Canonical Atera axis recovery#

Canonical Atera axis	Benchmark recovery
`CXCL12-CXCR4` CAF/DCIS to T cells	Strongly recovered. `pyXenium` ranked the expected `CAFs, DCIS Associated -> T Lymphocytes` interaction at rank 28, with `CellPhoneDB` and `LARIS` also recovering the same sender-receiver axis near the top of their full results.
`DLL4-NOTCH3` endothelial to pericytes	Strongly recovered by `pyXenium` at rank 24 with the expected `Endothelial Cells -> Pericytes` direction, and also recovered by `CellPhoneDB` and `LARIS`.
`JAG1-NOTCH1` tumor/stromal Notch	Recovered by multiple methods, but with method-dependent receiver compartments. `pyXenium` prioritized a tumor/DCIS axis, while `CellPhoneDB` and `LARIS` favored tumor-to-endothelial interpretations.
`CSF1-CSF1R` stromal to macrophages	Not recovered in the clean full common-db outputs; this should be interpreted as a database/expression/filtering limitation rather than proof that the macrophage axis is absent.
`TGFB1-TGFBR2` endothelial/stromal TGF-beta	Not recovered in the clean full common-db outputs, again suggesting panel detectability or common-resource limitations.

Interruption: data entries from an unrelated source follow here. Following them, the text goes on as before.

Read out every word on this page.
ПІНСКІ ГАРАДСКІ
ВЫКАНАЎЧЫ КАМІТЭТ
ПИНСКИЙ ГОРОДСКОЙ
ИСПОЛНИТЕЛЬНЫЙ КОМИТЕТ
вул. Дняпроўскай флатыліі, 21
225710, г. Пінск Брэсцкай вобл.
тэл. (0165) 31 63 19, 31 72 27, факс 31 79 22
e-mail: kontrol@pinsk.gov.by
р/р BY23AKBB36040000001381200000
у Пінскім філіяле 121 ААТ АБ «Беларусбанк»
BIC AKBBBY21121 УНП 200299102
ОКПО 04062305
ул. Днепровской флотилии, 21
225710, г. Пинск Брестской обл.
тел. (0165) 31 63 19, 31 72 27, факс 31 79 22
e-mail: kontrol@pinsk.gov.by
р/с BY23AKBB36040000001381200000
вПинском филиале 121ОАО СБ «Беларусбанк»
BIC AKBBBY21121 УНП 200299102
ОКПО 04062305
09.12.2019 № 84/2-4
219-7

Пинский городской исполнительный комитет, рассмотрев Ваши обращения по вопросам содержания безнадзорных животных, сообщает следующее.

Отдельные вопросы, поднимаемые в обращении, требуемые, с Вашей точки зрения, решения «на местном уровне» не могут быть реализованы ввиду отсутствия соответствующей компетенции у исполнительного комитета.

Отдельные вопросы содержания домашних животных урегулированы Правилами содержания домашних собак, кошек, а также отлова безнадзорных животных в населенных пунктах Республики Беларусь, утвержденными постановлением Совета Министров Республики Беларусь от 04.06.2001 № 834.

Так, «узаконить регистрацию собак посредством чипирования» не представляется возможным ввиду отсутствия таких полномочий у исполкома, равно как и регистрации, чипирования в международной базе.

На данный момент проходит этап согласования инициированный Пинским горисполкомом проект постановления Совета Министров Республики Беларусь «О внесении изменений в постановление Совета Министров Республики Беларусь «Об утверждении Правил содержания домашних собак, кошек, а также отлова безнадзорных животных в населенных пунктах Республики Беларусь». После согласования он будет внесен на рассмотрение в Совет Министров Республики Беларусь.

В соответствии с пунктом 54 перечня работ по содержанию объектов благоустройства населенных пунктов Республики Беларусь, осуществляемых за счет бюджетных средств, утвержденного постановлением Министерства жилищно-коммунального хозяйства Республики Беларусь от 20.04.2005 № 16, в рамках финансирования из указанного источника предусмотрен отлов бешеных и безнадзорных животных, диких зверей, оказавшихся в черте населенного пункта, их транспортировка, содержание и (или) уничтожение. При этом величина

Biological interpretation#

Overall, pyXenium gave the strongest topology-supported biological discovery profile because it recovered the expected CXCL12-CXCR4 and DLL4-NOTCH3 axes with the most anatomically plausible sender-receiver assignments. CellPhoneDB is the most useful reproducible non-spatial baseline, and LARIS is a strong diffusion-aware complement.

SpatialDM and stLearn are best read as supplementary spatial co-expression methods in this dataset because their top ranks are dominated by tumor-intrinsic high-expression programs. LIANA+ produced biologically interesting spatial bivariate hits, but the strongest calls require caution because several involve the Unassigned compartment.

Caveats#

Scores are standardized within each method; raw scores are not directly comparable across methods.
This page reports clean PDC full_common outputs only, not stale A100 salvage runs or smoke-only results.
Non-recovery of a canonical axis in the common-db benchmark can reflect CCI resource coverage, ligand-receptor-resource filtering, or panel detectability rather than biological absence.

Next steps#

Use pyXenium when topology-supported biological discovery is the priority.
Use CellPhoneDB as the reproducible non-spatial expression baseline.
Use LARIS, SpatialDM, stLearn, and LIANA+ as complementary views whose discoveries should be interpreted through their method-specific assumptions.
Extend the clean benchmark to the registered Atera cervical Xenium WTA dataset (atera_cervical_wta) and one public non-Xenium spatial dataset before using these results as manuscript-level cross-dataset evidence.
For reviewer-facing TopoLink-CCI results, report CCI_score as the discovery score and use cci_pvalue, cci_fdr, spatial nulls, matched-gene controls, downstream support, and bootstrap stability as orthogonal validation evidence.